Dans la longue généalogie de la 2 CV, l’AZL est la première version à jouer quelque peu la carte du luxe. Davantage de couleurs disponibles, capote coordonnée à la teinte de la carrosserie, nombreuses baguettes chromées et habitacle plus cossu : elle tente de transformer une auto jusque-là purement utilitaire et très largement rurale en une seconde voiture potentielle pour les urbains dont les moyens financiers augmentent. Nous en avons déniché un exemplaire superbement restauré. Texte Gaëtan Lamarque et stéphane Guitard – Photos Gaëtan Lamarque


LA PREMIERE 2 CV DES VILLES ?


 1959 Citroen 2cv AZL

 

1959 Citroen 2cv AZL front view


Lorsqu’elle est lancée, en 1948, la 2 CV Type A est une auto ultrabasique : moteur de 375 cm3 développant la bagatelle de… 9 ch, habitacle et planche de bord dépouillés, un seul feu arrière et une carrosserie à la tôle fine comme du papier à cigarette et à la couleur unique ne comportant pas le moindre enjoliveur. Rien de plus normal pour une auto dont Pierre Boulanger, patron de Citroën à l’époque de son étude dans les années 30, disait simplement qu’elle devrait pouvoir « transporter deux cultivateurs en sabots, 50 kg de pommes de terre ou un tonnelet à la vitesse maxi de 60 km/h pour une consommation de trois litres d’essence aux 100 ».

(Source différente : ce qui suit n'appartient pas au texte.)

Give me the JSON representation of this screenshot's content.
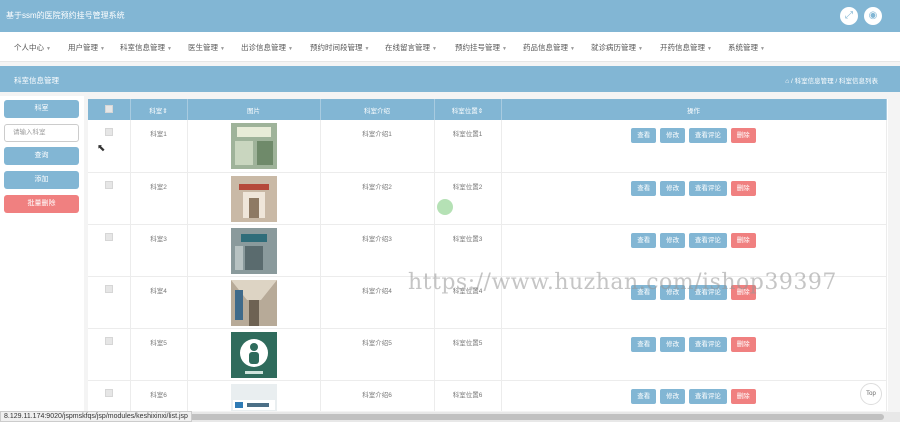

Toujours à la tête de la marque aux chevrons après la guerre, Boulanger rappellera à ses ingénieurs qui finalisent alors l’auto les préceptes de la future 2 CV : « Ce véhicule doit pouvoir passer dans les plus mauvais chemins, il doit être suffisamment léger pour être manié sans problème par une conductrice débutante. Son confort doit être irréprochable car les paniers d’œufs transportés à l’arrière doivent arriver intacts malgré les ornières. Enfin, je précise que son esthétique m’importe peu. » La 2 CV restera donc en l’état durant cinq ans et ses débuts seront plutôt décevants.

Mais est-ce vraiment étonnant ? Si l’on excepte un premier lifting de calandre en mars 1953 (l’abandon du cerclage autour des chevrons) qui fut accompagné de quelques modifications d’habitacle, la première véritable évolution arrive en septembre 1954, lorsque Citroën propose enfin un second moteur plus performant. Rien d’exceptionnel, mais avec un bloc de 425 cm3 (obtenus par augmentation de l’alésage à 66 mm contre 62 précédemment) développant désormais 12 ch à 4 000 tr/mn (soit 30 % de puissance en plus), la 2 CV, qui prend la dénomination de AZ, offre enfin des prestations en phase avec son positionnement commercial.

Extérieurement, rien ne la distingue de la Type A qui continue sa carrière en parallèle. Sous le capot, le nouveau moteur se reconnaît à son ventilateur à six pales et au tambour aileté de l’embrayage centrifuge, autre nouveauté importante qui permet de ne pas avoir à débrayer en dessous de 1 000 tr/mn. Dès janvier 1955, l’AZ, tout comme la Type A, se voit équipée d’un deuxième feu à l’arrière, mais seul celui situé à gauche fait office de stop. Sur les custodes, on note l’apparition de clignotants Labinal abritant également les feux de position.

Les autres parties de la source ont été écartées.